WAVES, another agent of erosion, shape shoreline topography through the process of WAVE ACTION. Erosional shoreline are distinctly different from depositional shorelines. On irregular shorelines, HEADLANDS are sites of erosion while the debris is carried away and deposited inside the recessed BAYS or COVES (coves are usually smaller than bays, although the distinctions are unclear). On these headlands, erosion will steepen the slope and is concentrated on a narrow area at the water level. The steepened slope becomes a WAVE CUT CLIFF, and where the water is actively undercutting the slope forming a NOTCH. The wave cut cliff wears back leaving a WAVE CUT TERRACE beneath the water. Further offshore, debris is deposited on top of this erosion surface creating a WAVE BUILT TERRACE. Weak areas on this wave cut cliff may be worn away to form a SEA CAVE. Two sea caves may wear back and intersect to form a SEA ARCH with water surrounding the column of rock. If the overhead connection collapses leaving part of the column remaining, the feature is a STACK. Uplift of the coastal area can result in the elevation of these features above sea level. When wave cut terraces or wave built terraces have been elevated, they become known as MARINE TERRACES.

When waves strike the shore at an angle, they move material along the beach by BEACH DRIFTING, and force water along parallel to the shore by the LONGSHORE CURRENT. Where deposition is occurring, sand is the most common deposit. The area between high tide and low tide is the BEACH. Deposits of sand are generally called sand bars, and are named by their shape and location. OFFSHORE BARS are unattached to the mainland and parallel to it. A SPIT is a sand bar attached to the mainland at one end, usually formed by the longshore current pushing material on past the end of the shore. Sometimes the end of a spit becomes curved. When this happens, it is called a HOOK. A hook is a type of spit. If the spit continues to grow across the bay until it reaches the opposite side of the inlet, it forms a BAYMOUTH BAR. If a sand bar particularly protects a body of water, that body of water may be called a LAGOON. A sandbar that connects an island to the mainland is called a TOMBOLO.

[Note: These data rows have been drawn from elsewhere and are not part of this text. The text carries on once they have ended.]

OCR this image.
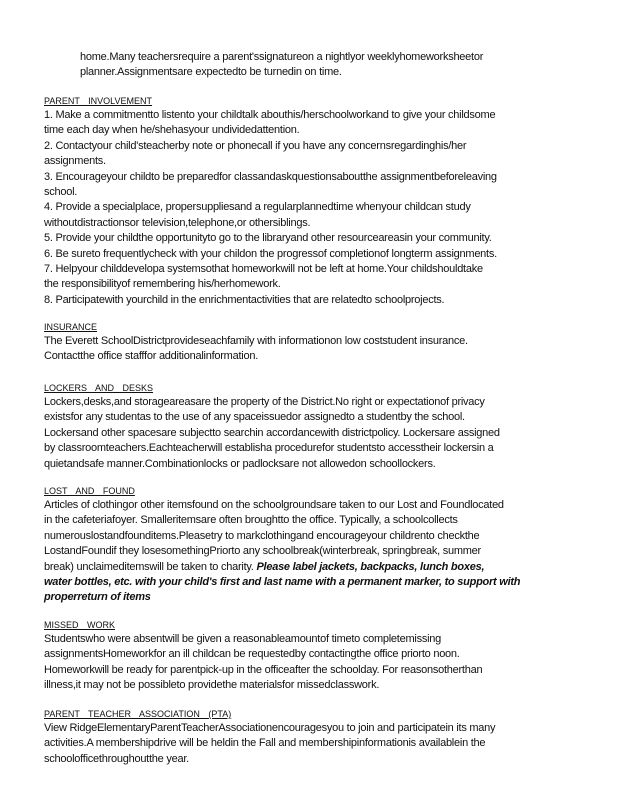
home.Many teachersrequire a parent'ssignatureon a nightlyor weeklyhomeworksheetor

planner.Assignmentsare expectedto be turnedin on time.

PARENT INVOLVEMENT

1. Make a commitmentto listento your childtalk abouthis/herschoolworkand to give your childsome

time each day when he/shehasyour undividedattention.

2. Contactyour child'steacherby note or phonecall if you have any concernsregardinghis/her

assignments.

3. Encourageyour childto be preparedfor classandaskquestionsaboutthe assignmentbeforeleaving

school.

4. Provide a specialplace, propersuppliesand a regularplannedtime whenyour childcan study

withoutdistractionsor television,telephone,or othersiblings.

5. Provide your childthe opportunityto go to the libraryand other resourceareasin your community.

6. Be sureto frequentlycheck with your childon the progressof completionof longterm assignments.

7. Helpyour childdevelopa systemsothat homeworkwill not be left at home.Your childshouldtake

the responsibilityof remembering his/herhomework.

8. Participatewith yourchild in the enrichmentactivities that are relatedto schoolprojects.

INSURANCE

The Everett SchoolDistrictprovideseachfamily with informationon low coststudent insurance.

Contactthe office stafffor additionalinformation.

LOCKERS AND DESKS

Lockers,desks,and storageareasare the property of the District.No right or expectationof privacy

existsfor any studentas to the use of any spaceissuedor assignedto a studentby the school.

Lockersand other spacesare subjectto searchin accordancewith districtpolicy. Lockersare assigned

by classroomteachers.Eachteacherwill establisha procedurefor studentsto accesstheir lockersin a

quietandsafe manner.Combinationlocks or padlocksare not allowedon schoollockers.

LOST AND FOUND

Articles of clothingor other itemsfound on the schoolgroundsare taken to our Lost and Foundlocated

in the cafeteriafoyer. Smalleritemsare often broughtto the office. Typically, a schoolcollects

numerouslostandfounditems.Pleasetry to markclothingand encourageyour childrento checkthe

LostandFoundif they losesomethingPriorto any schoolbreak(winterbreak, springbreak, summer

break) unclaimeditemswill be taken to charity. Please label jackets, backpacks, lunch boxes,

water bottles, etc. with your child's first and last name with a permanent marker, to support with

properreturn of items

MISSED WORK

Studentswho were absentwill be given a reasonableamountof timeto completemissing

assignmentsHomeworkfor an ill childcan be requestedby contactingthe office priorto noon.

Homeworkwill be ready for parentpick-up in the officeafter the schoolday. For reasonsotherthan

illness,it may not be possibleto providethe materialsfor missedclasswork.

PARENT TEACHER ASSOCIATION (PTA)

View RidgeElementaryParentTeacherAssociationencouragesyou to join and participatein its many

activities.A membershipdrive will be heldin the Fall and membershipinformationis availablein the

schoolofficethroughoutthe year.
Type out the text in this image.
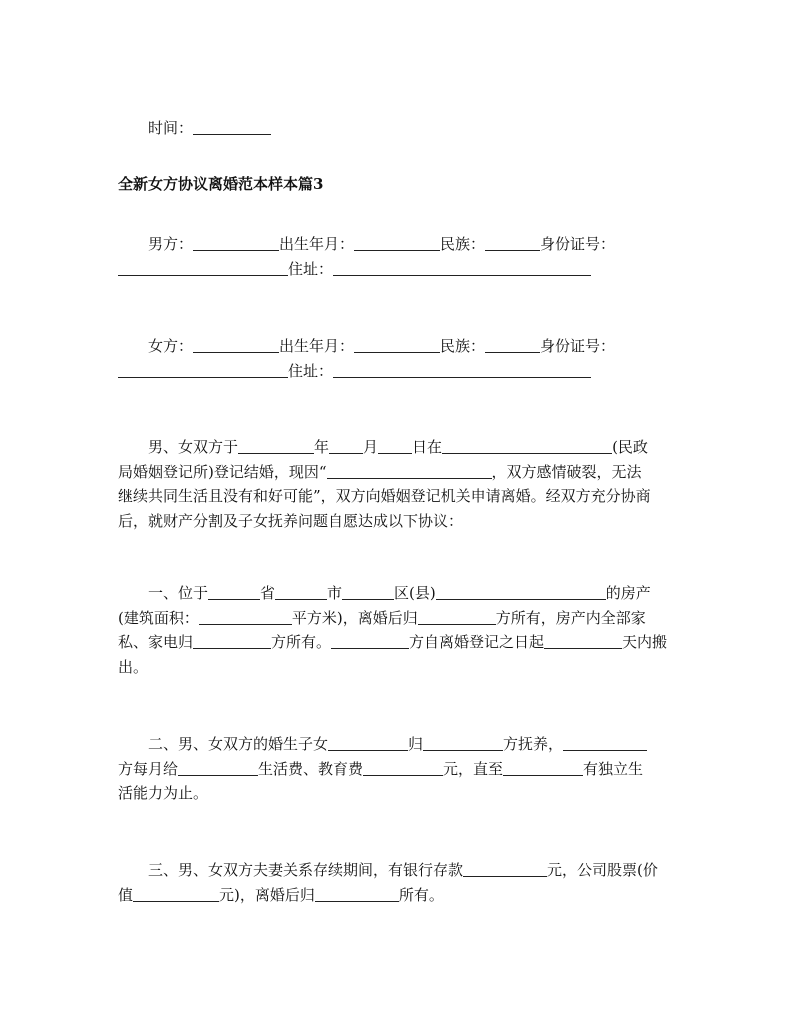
时间：

全新女方协议离婚范本样本篇3

男方：	出生年月：	民族：	身份证号：
住址：

女方：	出生年月：	民族：	身份证号：
住址：

男、女双方于	年 月 日在	(民政
局婚姻登记所)登记结婚，现因“	，双方感情破裂，无法
继续共同生活且没有和好可能”，双方向婚姻登记机关申请离婚。经双方充分协商
后，就财产分割及子女抚养问题自愿达成以下协议：

一、位于	省	市	区(县)	的房产
(建筑面积：	平方米)，离婚后归	方所有，房产内全部家
私、家电归	方所有。	方自离婚登记之日起	天内搬
出。

二、男、女双方的婚生子女	归	方抚养，
方每月给	生活费、教育费	元，直至	有独立生
活能力为止。

三、男、女双方夫妻关系存续期间，有银行存款	元，公司股票(价
值	元)，离婚后归	所有。
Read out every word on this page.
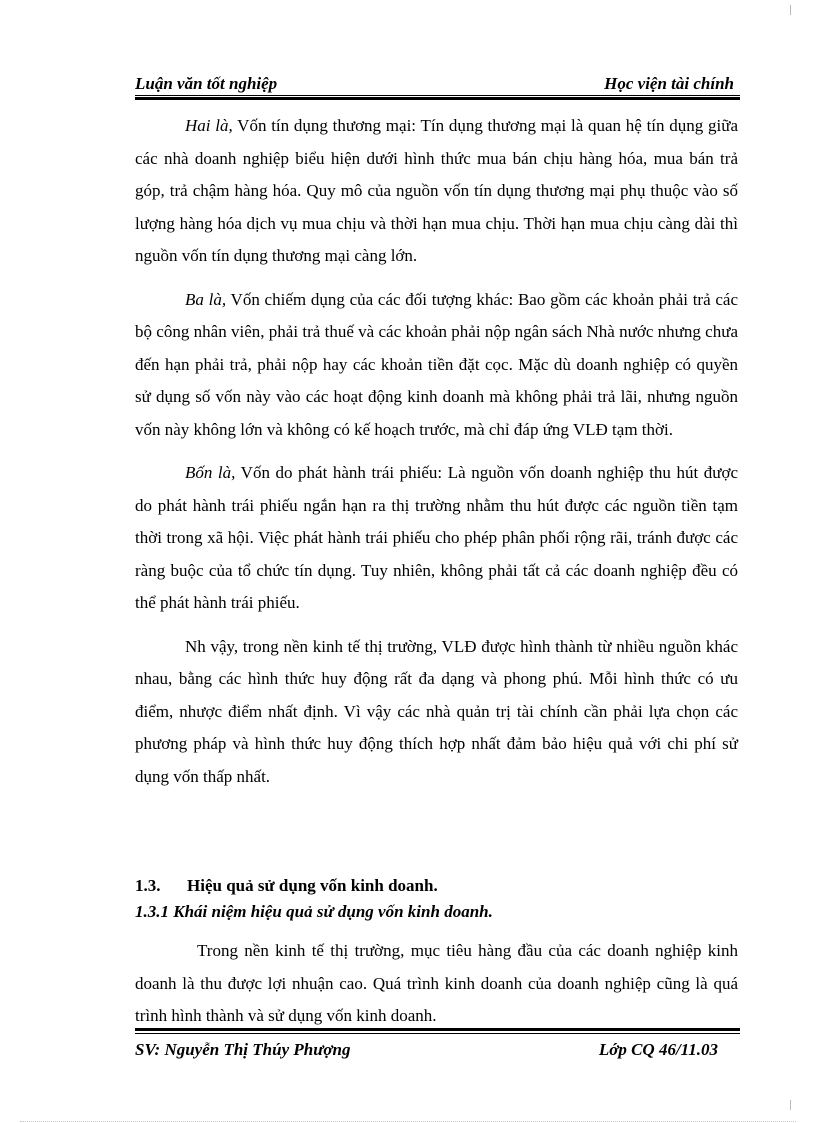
Luận văn tốt nghiệp	Học viện tài chính

Hai là, Vốn tín dụng thương mại: Tín dụng thương mại là quan hệ tín dụng giữa các nhà doanh nghiệp biểu hiện dưới hình thức mua bán chịu hàng hóa, mua bán trả góp, trả chậm hàng hóa. Quy mô của nguồn vốn tín dụng thương mại phụ thuộc vào số lượng hàng hóa dịch vụ mua chịu và thời hạn mua chịu. Thời hạn mua chịu càng dài thì nguồn vốn tín dụng thương mại càng lớn.

Ba là, Vốn chiếm dụng của các đối tượng khác: Bao gồm các khoản phải trả các bộ công nhân viên, phải trả thuế và các khoản phải nộp ngân sách Nhà nước nhưng chưa đến hạn phải trả, phải nộp hay các khoản tiền đặt cọc. Mặc dù doanh nghiệp có quyền sử dụng số vốn này vào các hoạt động kinh doanh mà không phải trả lãi, nhưng nguồn vốn này không lớn và không có kế hoạch trước, mà chỉ đáp ứng VLĐ tạm thời.

Bốn là, Vốn do phát hành trái phiếu: Là nguồn vốn doanh nghiệp thu hút được do phát hành trái phiếu ngắn hạn ra thị trường nhằm thu hút được các nguồn tiền tạm thời trong xã hội. Việc phát hành trái phiếu cho phép phân phối rộng rãi, tránh được các ràng buộc của tổ chức tín dụng. Tuy nhiên, không phải tất cả các doanh nghiệp đều có thể phát hành trái phiếu.

Nh vậy, trong nền kinh tế thị trường, VLĐ được hình thành từ nhiều nguồn khác nhau, bằng các hình thức huy động rất đa dạng và phong phú. Mỗi hình thức có ưu điểm, nhược điểm nhất định. Vì vậy các nhà quản trị tài chính cần phải lựa chọn các phương pháp và hình thức huy động thích hợp nhất đảm bảo hiệu quả với chi phí sử dụng vốn thấp nhất.

1.3. Hiệu quả sử dụng vốn kinh doanh.
1.3.1 Khái niệm hiệu quả sử dụng vốn kinh doanh.

Trong nền kinh tế thị trường, mục tiêu hàng đầu của các doanh nghiệp kinh doanh là thu được lợi nhuận cao. Quá trình kinh doanh của doanh nghiệp cũng là quá trình hình thành và sử dụng vốn kinh doanh.

SV: Nguyễn Thị Thúy Phượng	Lớp CQ 46/11.03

Classification of coastlines helps to understand the types of features that may be found on them. One classification system distinguishes four types of coasts. An EMERGENT shoreline is one where the land has risen relative to the water level. The southeastern U.S. coast is an emergent shoreline. This is what is responsible for the parallel drainage pattern that was mentioned in an earlier lesson. The opposite type of shoreline is the SUBMERGENT shoreline, where the land has sunk relative to the water level. A submergent shoreline is characterized by flooded stream mouths that have tides called ESTUARIES. The northeast Atlantic coast is a submergent coast. A NEUTRAL shoreline is one that is neither emergent nor submergent. Something else has created this shoreline. Examples include lava flows, volcanoes, coral reefs, deltas, and glaciation. The fourth type of shoreline is a COMPOUND shoreline that results from a combination of the above situations.